«Troppo grasso per questo lavoro: così l’azienda mi ha scaricato»

Lui dice di non essere stato confermato sul lavoro «perché ciccione». L’azienda nega discriminazioni. Un solo punto in comune: tutti si dicono amareggiati. Emilio Di Capua, residente a Dello, 35 anni dei quali 20 in fabbrica, è un addetto alle macchine rullatrici nel settore metalmeccanico. Dal 2017 fino a un mese fa ha lavorato alla Eredi Gnutti per una cooperativa, che in estate lo ha messo in contratto di solidarietà.
«Temevo di restare a casa, così ho iniziato a guardare gli annunci - racconta Di Capua -. Ad agosto ne ho trovato uno che andava proprio bene per me». Prende contatti con l’agenzia Synergie e viene a sapere che l’azienda proponente è la Ori Martin. «Il contratto di somministrazione era di un mese e mezzo, con sei giorni di prova - spiega -. Ho chiesto se c’erano prospettive perché non volevo licenziarmi senza qualche sicurezza. Mi è stato fatto capire di sì, così ho lasciato la cooperativa». Prima il colloquio con l’agenzia, poi la visita medica: Di Capua (150 kg per un metro e ottanta di altezza) è idoneo al 100%.
Il contratto parte, la scadenza è il 30 novembre. «Prima di iniziare sono andato in Ori Martin a prendere i dispositivi di protezione individuale e la tuta antinfortunistica - prosegue il 35enne -. Non c’era però la mia taglia, mi hanno dato una maglia e intanto sarebbero andati bene anche i miei jeans. Mi hanno detto che ci sarebbero voluti 3-4 giorni». In realtà per la tuta taglia 72 - sostiene oggi l’azienda - sarebbe servito un mese. Bisognava farla su misura. E sarebbe arrivata a ridosso della fine del contratto.
Sta di fatto che con l’equipaggiamento provvisorio Di Capua prende servizio il giorno previsto, il 13 del mese scorso. Due giorni dopo l’agenzia per il lavoro lo chiama e gli anticipa di dovergli riferire una «cosa delicata» e che è atteso in sede, dopo il lavoro. «Mi sono allarmato e ho chiesto spiegazioni al mio capoturno: mi ha detto che non potevo rimanere perché ero ciccione. Sono rimasto senza parole. E all’ufficio del personale mi hanno ripetuto che per la mia stazza non potevo continuare la prova. Avevano paura che mi facessi male». In agenzia la conferma, insieme al foglio di risoluzione del contratto.
«Ci sono rimasto molto male.
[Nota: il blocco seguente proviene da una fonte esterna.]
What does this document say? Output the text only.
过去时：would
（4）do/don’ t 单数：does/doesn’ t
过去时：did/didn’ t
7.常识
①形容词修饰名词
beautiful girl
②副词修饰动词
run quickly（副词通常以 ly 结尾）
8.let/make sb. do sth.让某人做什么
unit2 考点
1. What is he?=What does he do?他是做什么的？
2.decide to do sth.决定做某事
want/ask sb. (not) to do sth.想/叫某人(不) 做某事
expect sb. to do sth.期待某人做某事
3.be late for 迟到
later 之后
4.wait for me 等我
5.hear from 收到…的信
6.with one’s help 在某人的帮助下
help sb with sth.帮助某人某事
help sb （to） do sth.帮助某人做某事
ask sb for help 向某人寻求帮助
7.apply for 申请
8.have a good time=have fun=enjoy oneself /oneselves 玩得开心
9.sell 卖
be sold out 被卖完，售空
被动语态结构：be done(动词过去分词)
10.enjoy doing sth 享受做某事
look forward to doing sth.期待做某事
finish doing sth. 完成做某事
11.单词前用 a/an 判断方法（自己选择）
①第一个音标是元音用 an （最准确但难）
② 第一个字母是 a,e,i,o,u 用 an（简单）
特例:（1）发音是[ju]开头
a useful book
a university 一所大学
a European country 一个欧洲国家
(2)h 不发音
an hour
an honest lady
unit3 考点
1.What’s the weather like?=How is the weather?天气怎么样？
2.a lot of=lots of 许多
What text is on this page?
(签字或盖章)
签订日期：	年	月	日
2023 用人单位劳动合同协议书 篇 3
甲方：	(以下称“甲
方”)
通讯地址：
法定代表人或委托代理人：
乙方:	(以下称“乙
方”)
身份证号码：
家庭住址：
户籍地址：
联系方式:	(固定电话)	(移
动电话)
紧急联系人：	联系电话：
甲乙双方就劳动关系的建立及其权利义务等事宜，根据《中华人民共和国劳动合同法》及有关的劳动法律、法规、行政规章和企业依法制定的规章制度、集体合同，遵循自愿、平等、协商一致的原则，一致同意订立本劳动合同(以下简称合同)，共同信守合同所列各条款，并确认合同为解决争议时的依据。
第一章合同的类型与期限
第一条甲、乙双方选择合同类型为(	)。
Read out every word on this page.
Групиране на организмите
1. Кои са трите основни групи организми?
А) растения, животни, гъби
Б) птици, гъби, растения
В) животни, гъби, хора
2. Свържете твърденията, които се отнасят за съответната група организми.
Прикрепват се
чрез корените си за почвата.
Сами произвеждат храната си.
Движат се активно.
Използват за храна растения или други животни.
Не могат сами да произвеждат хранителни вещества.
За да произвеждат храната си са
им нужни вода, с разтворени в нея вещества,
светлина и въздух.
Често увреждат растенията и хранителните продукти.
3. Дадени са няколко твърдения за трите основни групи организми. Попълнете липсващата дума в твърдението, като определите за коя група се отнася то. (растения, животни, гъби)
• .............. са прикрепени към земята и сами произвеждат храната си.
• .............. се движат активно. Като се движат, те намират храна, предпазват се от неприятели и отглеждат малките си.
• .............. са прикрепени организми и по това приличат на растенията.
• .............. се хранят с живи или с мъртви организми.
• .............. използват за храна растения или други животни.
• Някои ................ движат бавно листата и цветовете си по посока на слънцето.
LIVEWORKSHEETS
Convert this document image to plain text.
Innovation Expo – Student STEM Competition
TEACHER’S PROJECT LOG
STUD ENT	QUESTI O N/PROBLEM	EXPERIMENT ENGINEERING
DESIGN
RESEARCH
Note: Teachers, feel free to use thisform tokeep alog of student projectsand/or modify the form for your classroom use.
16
Ho scritto a loro la mia rabbia e mia moglie a voi la nostra amarezza - ammette l’operaio -. Mi aspettavo le scuse». Ori Martin, che vanta un welfare aziendale dalle radici pluriennali, ribadisce: «Escludiamo discriminazioni. Ci preme la tutela della salute di chi lavora per noi. Ed è così da sempre. Ci spiace ma il problema, con quella mansione, è reale: oltre alla tuta, la stazza del lavoratore lo portava a passare troppo vicino ai macchinari sensorizzati, che suonavano e si fermavano di continuo».
L’azienda si dice «molto amareggiata per l’episodio, un unicum nella storia di Ori Martin, che non ha mai preso lavoratori in somministrazione se non in questa occasione, per supplire al temporaneo e urgente trasferimento di alcuni dipendenti nel nuovo stabilimento di Ospitaletto». Sono 50 i nuovi posti di lavoro creati dall’inizio dell’anno. Per Emilio Di Capua la storia finisce qui. Ha trovato un nuovo corso di formazione e punta a essere assunto in un’azienda di Longhena. «Avrebbero potuto non confermarmi senza dire nulla, no? Non ho dormito per una notte e mi sento ferito, ma sono già oltre. Spero solo che esperienze del genere non capitino più a nessuno».